Die vegane Perspektive möchte die Extremität der menschliche Gesellschaft senken, indem sie an die Stelle der extremen Praktik, Tiere zu töten, um sie zu essen, die Praktik der pflanzenbasierten Ernährung stellt. Damit senkt sie gleichzeitig die extreme Vernutzung der natürlichen Ressourcen unseres Planeten und reduziert das Ausmaß der landwirtschaftlich genutzten Fläche. Denn 2/3 der heute landwirtschaftlich genutzten Flächen dienen der Nutztierhaltung.
Indem der Veganismus die Tötung von Tieren für die Nahrungsmittel- und Kleidungsproduktion beenden möchte, will er Berufe und Hobbys abschaffen, die extrem sind, weil sie der Tötung dienen. Darüber hinaus sollen die Menschen in einer veganen Gesellschaft aber auch untereinander friedlicher sein. Die Gewalt- und Tötungsschwelle wird heraufgesetzt. Wer lernt, Extremhandlungen, wie die Tötung von Tieren zu unterlassen, wird ebenso lernen, auf Gewalt gegen Menschen zu verzichten. Sicherlich ist es kein Zufall, dass fast alle Serienmörder und Sadisten zunächst Tiere quälten bevor sie zum Menschen übergingen.
Wer sagt, vegan sei zu extrem, übersieht die Extremheit der gegenwärtigen Gesellschaft, die gänzlich auf die Nutzung von Tieren ausgerichtet ist und in der sich gleichzeitig Menschen durch grassierende Kriege, Vernichtung und Verfolgung unermessliches Leid zufügen. Extremismus kennzeichnet nicht die vegane Lebensweise, sondern ist notwendiger, wenn auch aufgrund unserer Fähigkeit zur Ausblendung oft unerkannter Teil der fleischessenden Gesellschaft.

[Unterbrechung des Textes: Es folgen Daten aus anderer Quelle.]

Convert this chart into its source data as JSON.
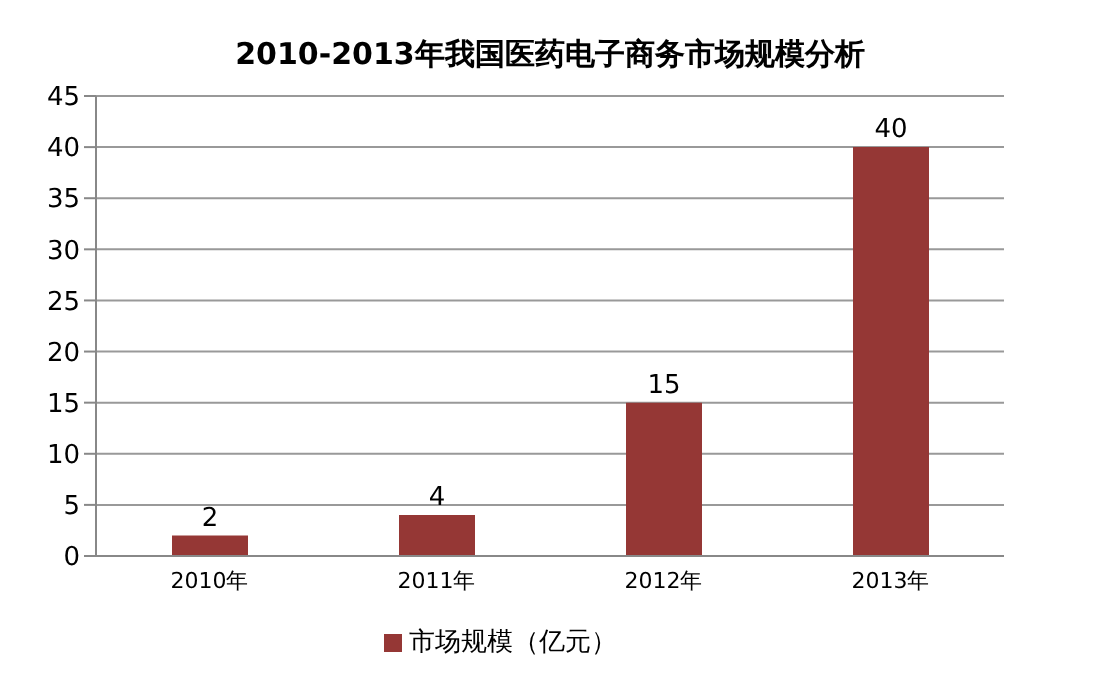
{
  "chart_data": {
    "type": "bar",
    "title": "2010-2013年我国医药电子商务市场规模分析",
    "categories": [
      "2010年",
      "2011年",
      "2012年",
      "2013年"
    ],
    "series": [
      {
        "name": "市场规模（亿元）",
        "color": "#953735",
        "values": [
          2,
          4,
          15,
          40
        ]
      }
    ],
    "ylim": [
      0,
      45
    ],
    "yticks": [
      0,
      5,
      10,
      15,
      20,
      25,
      30,
      35,
      40,
      45
    ],
    "grid": "y",
    "legend": "bottom",
    "data_labels": true
  }
}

Veganismus ist die menschenwürdige Antwort auf Fleischkonsum und Nutztierhaltung, die uns Menschen dazu verhelfen will und kann, Gewalt, Tötung und Vernichtung hinter uns zu lassen. Veganismus steht insofern für die Befreiung des Menschen von der eigenen Gewalt und der Befreiung der Tiere von der Gewalt des Menschen.
Hilflos in Anbetracht der Überzeugungskraft der Argumente wird dem Veganismus oft Weltverbesserung vorgeworfen. Aber ist es nicht Ausdruck von Extremismus, das Schlechte in der Welt zu akzeptieren und die Welt so gewalttätig halten zu wollen wie sie es heute ist?
Durchsetzen will der Veganismus sich nicht mit Bomben und Raketen, sondern durch die Auswahl der Lebensmittel auf unseren Tellern. Ist ein moderaterer Ansatz zur Weltverbesserung vorstellbar?